Results of the survey showed that, generally, respondents valued mobility more than other disease-relevant aspects assessed. In other words, a decrease in mobility was associated with a steeper decrease in health utility, compared with a similar decrease for other symptoms.

The results revealed some noteworthy differences between these data and those from prior studies done in the U.K. In the U.K., uncontrolled screaming was a bigger driver of health utility changes than mobility.

A possible explanation for this is that “the UK study participants may have included parental or caregiver health-related quality of life (HRQoL) as part of their evaluation, rather than the child’s HRQoL alone,” the researchers wrote. Other differences between the groups — for example, more participants in the French study were parents (35% vs. 26.6%) — as well as cultural differences likely contributed to this divergence.

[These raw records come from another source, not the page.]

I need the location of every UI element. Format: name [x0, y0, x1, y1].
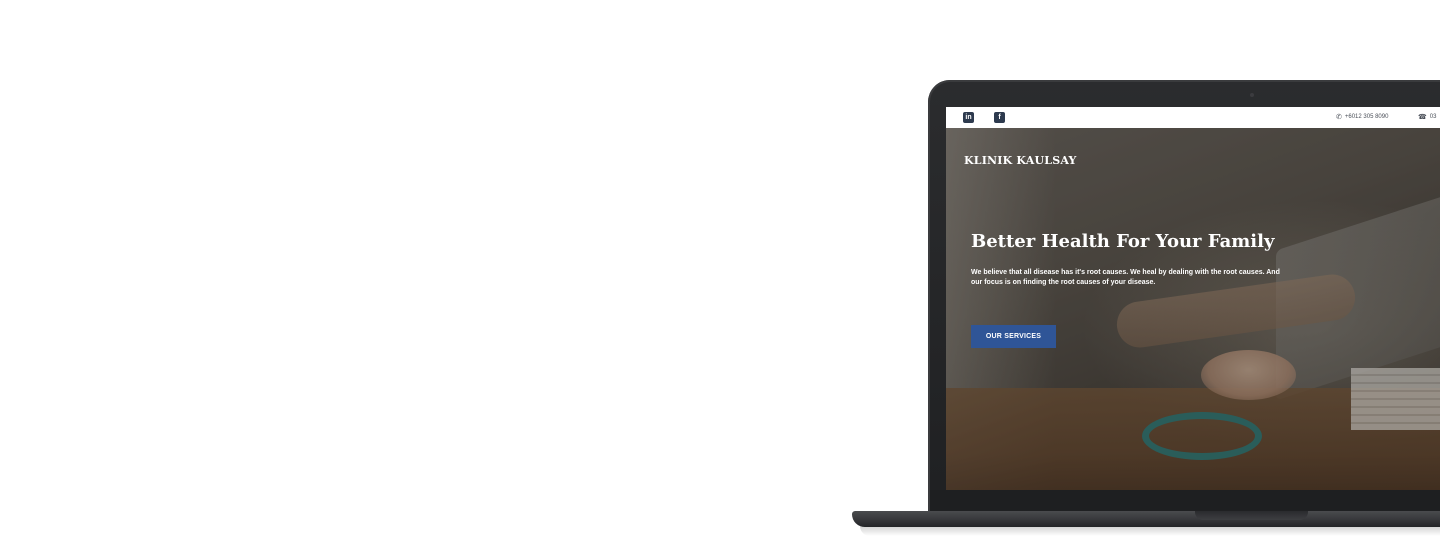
laptop-opening-notch — [1195, 511, 1308, 520]
facebook-icon[interactable]: f — [994, 112, 1005, 123]
whatsapp-contact[interactable]: ✆ +6012 305 8090 — [1336, 113, 1388, 121]
site-logo[interactable]: KLINIK KAULSAY — [964, 154, 1077, 167]
hero-section: KLINIK KAULSAY Better Health For Your Fa… — [946, 128, 1440, 490]
laptop-bezel-bottom — [930, 490, 1440, 510]
laptop-shadow — [860, 526, 1440, 536]
laptop-screen: in f ✆ +6012 305 8090 ☎ 03 KLINIK KAULSA… — [946, 107, 1440, 490]
hero-description: We believe that all disease has it's roo… — [971, 269, 1280, 286]
hero-title: Better Health For Your Family — [971, 231, 1275, 252]
camera-dot — [1250, 93, 1254, 97]
page-canvas: in f ✆ +6012 305 8090 ☎ 03 KLINIK KAULSA… — [0, 0, 1440, 541]
website-topbar: in f ✆ +6012 305 8090 ☎ 03 — [946, 107, 1440, 128]
phone-icon: ☎ — [1418, 114, 1427, 121]
linkedin-icon[interactable]: in — [963, 112, 974, 123]
laptop-base — [852, 511, 1440, 527]
whatsapp-number: +6012 305 8090 — [1344, 114, 1389, 120]
phone-number: 03 — [1429, 114, 1437, 120]
whatsapp-icon: ✆ — [1336, 114, 1342, 121]
our-services-button[interactable]: OUR SERVICES — [971, 325, 1056, 348]
phone-contact[interactable]: ☎ 03 — [1418, 113, 1436, 121]
hero-overlay — [946, 128, 1440, 490]
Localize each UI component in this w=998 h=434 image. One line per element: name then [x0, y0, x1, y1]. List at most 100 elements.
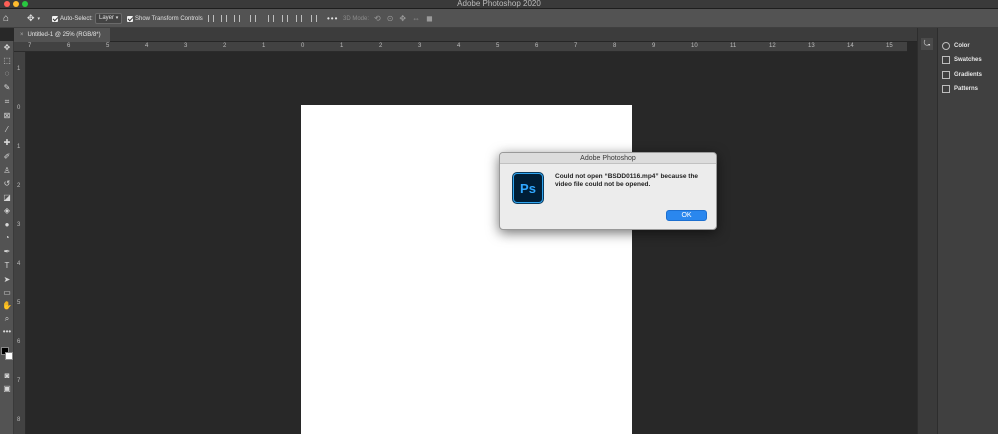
ruler-tick-label: 8: [17, 417, 21, 423]
ruler-tick-label: 0: [17, 105, 21, 111]
lasso-tool-icon[interactable]: ◌: [2, 69, 12, 79]
ruler-tick-label: 7: [28, 43, 32, 49]
ruler-tick-label: 4: [145, 43, 149, 49]
blur-tool-icon[interactable]: ●: [2, 220, 12, 230]
align-right-icon[interactable]: [234, 15, 240, 22]
ruler-tick-label: 6: [535, 43, 539, 49]
swatches-grid-icon: [942, 56, 950, 64]
auto-select-checkbox[interactable]: Auto-Select:: [52, 9, 93, 28]
distribute-horizontal-icon[interactable]: [311, 15, 317, 22]
ruler-tick-label: 2: [379, 43, 383, 49]
ruler-tick-label: 7: [17, 378, 21, 384]
eyedropper-tool-icon[interactable]: ⁄: [2, 125, 12, 135]
history-brush-tool-icon[interactable]: ↺: [2, 179, 12, 189]
ruler-tick-label: 9: [652, 43, 656, 49]
panel-item-patterns[interactable]: Patterns: [942, 83, 978, 95]
brush-tool-icon[interactable]: ✐: [2, 152, 12, 162]
ruler-tick-label: 14: [847, 43, 854, 49]
ok-button[interactable]: OK: [666, 210, 707, 221]
ruler-tick-label: 1: [17, 144, 21, 150]
dialog-title: Adobe Photoshop: [500, 153, 716, 164]
healing-tool-icon[interactable]: ✚: [2, 138, 12, 148]
ruler-tick-label: 15: [886, 43, 893, 49]
title-bar: Adobe Photoshop 2020: [0, 0, 998, 9]
home-icon[interactable]: ⌂: [3, 9, 9, 28]
ruler-tick-label: 11: [730, 43, 737, 49]
document-tab-bar: × Untitled-1 @ 25% (RGB/8*): [14, 28, 917, 42]
panel-item-color[interactable]: Color: [942, 40, 970, 52]
photoshop-app-icon: Ps: [513, 173, 543, 203]
stamp-tool-icon[interactable]: ♙: [2, 166, 12, 176]
history-panel-icon[interactable]: ⤿: [921, 38, 933, 50]
ruler-tick-label: 2: [17, 183, 21, 189]
ruler-tick-label: 6: [17, 339, 21, 345]
crop-tool-icon[interactable]: ⌗: [2, 97, 12, 107]
path-select-tool-icon[interactable]: ➤: [2, 275, 12, 285]
options-bar: ⌂ ✥ ▾ Auto-Select: Layer ▾ Show Transform…: [0, 9, 998, 28]
align-bottom-icon[interactable]: [296, 15, 302, 22]
ruler-tick-label: 1: [262, 43, 266, 49]
gradient-tool-icon[interactable]: ◈: [2, 206, 12, 216]
more-tools-icon[interactable]: •••: [2, 327, 12, 337]
tools-panel: ✥ ⬚ ◌ ✎ ⌗ ⊠ ⁄ ✚ ✐ ♙ ↺ ◪ ◈ ● ◔ ✒ T ➤ ▭ ✋ …: [0, 41, 14, 434]
panel-item-gradients[interactable]: Gradients: [942, 69, 982, 81]
ruler-tick-label: 4: [17, 261, 21, 267]
close-tab-icon[interactable]: ×: [20, 28, 24, 42]
gradient-icon: [942, 71, 950, 79]
panel-item-swatches[interactable]: Swatches: [942, 54, 982, 66]
checkbox-checked-icon: [52, 15, 58, 22]
ruler-tick-label: 0: [301, 43, 305, 49]
3d-mode-label: 3D Mode:: [343, 15, 370, 22]
ruler-tick-label: 10: [691, 43, 698, 49]
rectangle-tool-icon[interactable]: ▭: [2, 288, 12, 298]
ruler-tick-label: 5: [496, 43, 500, 49]
dialog-message: Could not open “BSDD0116.mp4” because th…: [555, 173, 699, 188]
ruler-tick-label: 3: [17, 222, 21, 228]
move-tool-icon[interactable]: ✥: [2, 43, 12, 53]
3d-mode-icons[interactable]: ⟲⊙✥⇔◼: [374, 9, 439, 28]
show-transform-controls-checkbox[interactable]: Show Transform Controls: [127, 9, 203, 28]
more-options-icon[interactable]: •••: [327, 9, 338, 28]
checkbox-checked-icon: [127, 15, 133, 22]
dodge-tool-icon[interactable]: ◔: [2, 233, 12, 243]
auto-select-label: Auto-Select:: [60, 15, 93, 22]
pen-tool-icon[interactable]: ✒: [2, 247, 12, 257]
type-tool-icon[interactable]: T: [2, 261, 12, 271]
pattern-grid-icon: [942, 85, 950, 93]
panel-item-label: Color: [954, 43, 970, 49]
show-transform-controls-label: Show Transform Controls: [135, 15, 203, 22]
ruler-tick-label: 2: [223, 43, 227, 49]
align-top-icon[interactable]: [268, 15, 274, 22]
error-dialog: Adobe Photoshop Ps Could not open “BSDD0…: [499, 152, 717, 230]
quick-select-tool-icon[interactable]: ✎: [2, 83, 12, 93]
ruler-tick-label: 3: [418, 43, 422, 49]
zoom-tool-icon[interactable]: ⌕: [2, 314, 12, 324]
eraser-tool-icon[interactable]: ◪: [2, 193, 12, 203]
color-wheel-icon: [942, 42, 950, 50]
distribute-vertical-icon[interactable]: [250, 15, 256, 22]
auto-select-value: Layer: [99, 15, 115, 21]
panel-item-label: Gradients: [954, 72, 983, 78]
align-middle-icon[interactable]: [282, 15, 288, 22]
right-panel-dock: Color Swatches Gradients Patterns: [937, 28, 998, 434]
ruler-tick-label: 5: [17, 300, 21, 306]
move-tool-preset-icon[interactable]: ✥ ▾: [27, 9, 40, 28]
frame-tool-icon[interactable]: ⊠: [2, 111, 12, 121]
marquee-tool-icon[interactable]: ⬚: [2, 56, 12, 66]
ruler-tick-label: 6: [67, 43, 71, 49]
panel-item-label: Patterns: [954, 86, 979, 92]
document-tab[interactable]: × Untitled-1 @ 25% (RGB/8*): [14, 28, 110, 42]
quick-mask-icon[interactable]: ◙: [2, 371, 12, 381]
background-color-swatch[interactable]: [5, 352, 13, 360]
hand-tool-icon[interactable]: ✋: [2, 301, 12, 311]
ruler-tick-label: 7: [574, 43, 578, 49]
ruler-tick-label: 8: [613, 43, 617, 49]
collapsed-panel-column: ⤿: [917, 28, 937, 434]
align-left-icon[interactable]: [208, 15, 214, 22]
screen-mode-icon[interactable]: ▣: [2, 384, 12, 394]
ruler-tick-label: 3: [184, 43, 188, 49]
app-title: Adobe Photoshop 2020: [457, 0, 541, 8]
document-tab-title: Untitled-1 @ 25% (RGB/8*): [27, 32, 101, 38]
align-center-icon[interactable]: [221, 15, 227, 22]
auto-select-dropdown[interactable]: Layer ▾: [95, 9, 123, 28]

Beyond differences in specific disease aspects, overall health utilities generally were lower in the French data, meaning the value assigned to the duration of life with each disease aspect was smaller for this population.

“It is evident that the French participants were rating the health state, and consequently by inference the symptoms and impact of AADC deficiency more severely than the UK participants,” the researchers wrote. “The ‘best’ health state (‘Walking with assistance’), in particular, was rated much lower by the French participants.”

“These health utilities will subsequently be used in an economic model evaluating an AADC deficiency intervention,” the team concluded.